Dr. Engelberg was through being a Nazi.
And he was going to tell them so.
Chapter 5
Dr. Engelberg and Ashley walked down the hall together. She a little ahead of him. Her heels knocked determinedly against the tiled floor. She knew where she was going. When she didn’t turn in to the door he anticipated, it was obvious she was the only one of them who knew where they were going.
“New room?” he asked, with a plastered smile. He had counted thirty rooms on this level and only had knowledge of what one of them was used for. The one he used for research, and its re
stroom that he often used to fill the toilet with the retch of his guilt.
“Yep, new room. And new people.”
That peppiness.
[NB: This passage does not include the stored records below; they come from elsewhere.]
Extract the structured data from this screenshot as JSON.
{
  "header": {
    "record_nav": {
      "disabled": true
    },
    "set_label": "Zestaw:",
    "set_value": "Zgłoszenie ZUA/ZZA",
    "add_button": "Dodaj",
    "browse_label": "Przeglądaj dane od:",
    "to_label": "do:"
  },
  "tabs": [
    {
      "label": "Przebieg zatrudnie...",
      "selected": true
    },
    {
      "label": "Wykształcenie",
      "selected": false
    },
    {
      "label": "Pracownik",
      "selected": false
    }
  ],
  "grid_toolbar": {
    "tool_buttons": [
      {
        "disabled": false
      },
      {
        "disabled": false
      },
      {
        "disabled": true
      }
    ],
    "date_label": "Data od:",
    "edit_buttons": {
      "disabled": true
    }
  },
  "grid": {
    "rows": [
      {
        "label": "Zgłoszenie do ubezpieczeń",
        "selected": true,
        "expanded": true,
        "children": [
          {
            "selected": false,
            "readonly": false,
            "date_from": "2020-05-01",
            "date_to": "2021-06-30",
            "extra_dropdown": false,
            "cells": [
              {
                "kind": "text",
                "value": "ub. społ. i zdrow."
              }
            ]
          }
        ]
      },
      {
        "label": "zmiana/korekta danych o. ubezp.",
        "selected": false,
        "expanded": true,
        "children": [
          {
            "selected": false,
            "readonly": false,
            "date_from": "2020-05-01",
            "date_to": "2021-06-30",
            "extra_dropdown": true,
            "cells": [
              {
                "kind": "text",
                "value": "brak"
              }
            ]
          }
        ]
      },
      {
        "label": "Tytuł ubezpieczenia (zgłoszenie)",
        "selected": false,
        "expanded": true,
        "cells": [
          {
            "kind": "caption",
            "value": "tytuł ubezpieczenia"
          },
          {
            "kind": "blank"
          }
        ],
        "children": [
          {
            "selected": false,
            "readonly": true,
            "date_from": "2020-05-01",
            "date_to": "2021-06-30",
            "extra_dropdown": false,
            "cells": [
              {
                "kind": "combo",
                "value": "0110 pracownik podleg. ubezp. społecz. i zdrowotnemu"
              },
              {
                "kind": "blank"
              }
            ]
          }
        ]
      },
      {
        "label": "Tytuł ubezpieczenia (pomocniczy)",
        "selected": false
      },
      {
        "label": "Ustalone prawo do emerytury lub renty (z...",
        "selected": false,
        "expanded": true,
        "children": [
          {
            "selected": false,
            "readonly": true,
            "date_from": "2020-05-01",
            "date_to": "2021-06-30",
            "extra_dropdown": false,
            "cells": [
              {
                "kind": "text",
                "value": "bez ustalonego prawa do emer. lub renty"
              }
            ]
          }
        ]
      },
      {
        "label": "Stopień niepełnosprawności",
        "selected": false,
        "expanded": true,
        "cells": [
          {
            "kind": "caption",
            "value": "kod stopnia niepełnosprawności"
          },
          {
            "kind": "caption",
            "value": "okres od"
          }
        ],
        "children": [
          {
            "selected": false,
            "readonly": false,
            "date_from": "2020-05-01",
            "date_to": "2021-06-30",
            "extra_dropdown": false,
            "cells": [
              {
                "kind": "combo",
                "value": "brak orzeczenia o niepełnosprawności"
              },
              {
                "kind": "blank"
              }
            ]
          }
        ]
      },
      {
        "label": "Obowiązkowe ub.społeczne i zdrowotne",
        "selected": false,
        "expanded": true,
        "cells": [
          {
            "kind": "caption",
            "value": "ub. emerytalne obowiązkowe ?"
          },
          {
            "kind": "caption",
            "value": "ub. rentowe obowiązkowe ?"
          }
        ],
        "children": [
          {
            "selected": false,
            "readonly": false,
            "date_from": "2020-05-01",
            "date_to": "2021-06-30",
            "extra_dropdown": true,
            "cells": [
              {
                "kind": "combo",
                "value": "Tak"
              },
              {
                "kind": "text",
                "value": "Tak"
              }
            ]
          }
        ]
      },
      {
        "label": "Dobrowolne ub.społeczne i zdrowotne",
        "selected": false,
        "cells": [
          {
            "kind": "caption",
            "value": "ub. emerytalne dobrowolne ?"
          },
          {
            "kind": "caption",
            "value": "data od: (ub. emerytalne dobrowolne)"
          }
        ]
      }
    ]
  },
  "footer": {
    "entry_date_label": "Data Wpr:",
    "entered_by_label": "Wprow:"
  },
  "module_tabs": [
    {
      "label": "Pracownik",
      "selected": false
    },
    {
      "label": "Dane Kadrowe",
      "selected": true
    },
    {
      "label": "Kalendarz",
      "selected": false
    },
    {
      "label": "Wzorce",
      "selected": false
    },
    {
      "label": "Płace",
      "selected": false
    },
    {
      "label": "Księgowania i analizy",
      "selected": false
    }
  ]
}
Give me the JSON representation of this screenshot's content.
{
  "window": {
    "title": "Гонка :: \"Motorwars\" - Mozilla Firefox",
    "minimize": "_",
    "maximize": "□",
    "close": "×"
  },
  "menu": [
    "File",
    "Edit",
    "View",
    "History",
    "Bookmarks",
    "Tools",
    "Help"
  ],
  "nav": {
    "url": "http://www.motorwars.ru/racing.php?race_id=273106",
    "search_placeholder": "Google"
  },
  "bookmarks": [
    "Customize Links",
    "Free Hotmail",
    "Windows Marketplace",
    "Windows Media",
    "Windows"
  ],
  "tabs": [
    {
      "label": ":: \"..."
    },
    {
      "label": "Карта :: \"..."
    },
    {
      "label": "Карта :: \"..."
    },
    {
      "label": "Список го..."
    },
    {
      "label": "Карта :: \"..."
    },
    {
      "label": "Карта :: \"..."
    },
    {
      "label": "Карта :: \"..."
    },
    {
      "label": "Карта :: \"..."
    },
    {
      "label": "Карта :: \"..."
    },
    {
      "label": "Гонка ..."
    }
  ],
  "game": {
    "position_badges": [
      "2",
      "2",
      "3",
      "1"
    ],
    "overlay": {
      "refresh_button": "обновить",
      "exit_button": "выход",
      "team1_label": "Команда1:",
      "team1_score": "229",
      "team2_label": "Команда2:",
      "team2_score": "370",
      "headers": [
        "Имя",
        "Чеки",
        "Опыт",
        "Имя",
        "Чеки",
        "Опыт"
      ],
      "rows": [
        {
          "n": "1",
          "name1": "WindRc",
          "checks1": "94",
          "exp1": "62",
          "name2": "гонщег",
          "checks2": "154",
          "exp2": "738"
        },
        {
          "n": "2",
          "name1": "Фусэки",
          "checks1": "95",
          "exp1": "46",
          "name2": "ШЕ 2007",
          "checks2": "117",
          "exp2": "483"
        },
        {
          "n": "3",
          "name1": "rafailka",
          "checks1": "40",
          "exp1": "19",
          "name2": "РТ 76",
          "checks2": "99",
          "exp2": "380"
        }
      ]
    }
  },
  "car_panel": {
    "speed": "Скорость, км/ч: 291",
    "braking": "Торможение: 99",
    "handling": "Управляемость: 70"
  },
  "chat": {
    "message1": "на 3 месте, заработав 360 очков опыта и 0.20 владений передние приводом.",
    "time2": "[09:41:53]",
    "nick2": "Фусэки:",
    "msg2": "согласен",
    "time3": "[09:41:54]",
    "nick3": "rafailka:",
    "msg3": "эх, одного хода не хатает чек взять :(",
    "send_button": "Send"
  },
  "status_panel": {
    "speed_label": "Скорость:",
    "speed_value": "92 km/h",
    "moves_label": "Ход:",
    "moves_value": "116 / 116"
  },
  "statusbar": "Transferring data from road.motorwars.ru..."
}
That toothpaste commercial smile. It was all so irritatingly phony. But Dr. Engelberg didn’t let his feelings show. “New people,” he said. It wasn’t a question.
Ashley placed the palm of her delicate she-wolf hand onto a large, black, raised square on the door. The sensor checked her prints and DNA. The windowless door quickly slid open. Dr. Engelberg was surprised at the second windowless door only six feet from the other. The she-wolf must’ve sensed his surprise.
“A bit of overkill, I admit. But when’s the last time you heard of a bank being robbed. Ten…fifteen years ago? Works for them.” Her voice was light and cheery and lyrical. She turned her super phony smiling face away from the doctor and lifted her perfect nose upward and to the left of the door and smiled genuinely at a rounded black box on the wall. “Ashley Overton,” she said.
The sound of her voice activated a small aperture in the box that opened. A soft yellow light emanated from the opening and covered her face for a moment. It searched nearly eighty unique features of her face. Then it used an advanced optics technology that had been outlawed for general use among the populace in America because its citizens were convinced the government was looking for ways to de-arm them and to make them instantly obedient.
The last thing they’d trust in the hands of the overreaching imperial government was a technology that could theoretically be used willy-nilly to scan their brains or read their minds. Who knew what those scoundrels had come up with? One thing was for sure: the government had proven time and time again it could not be trusted.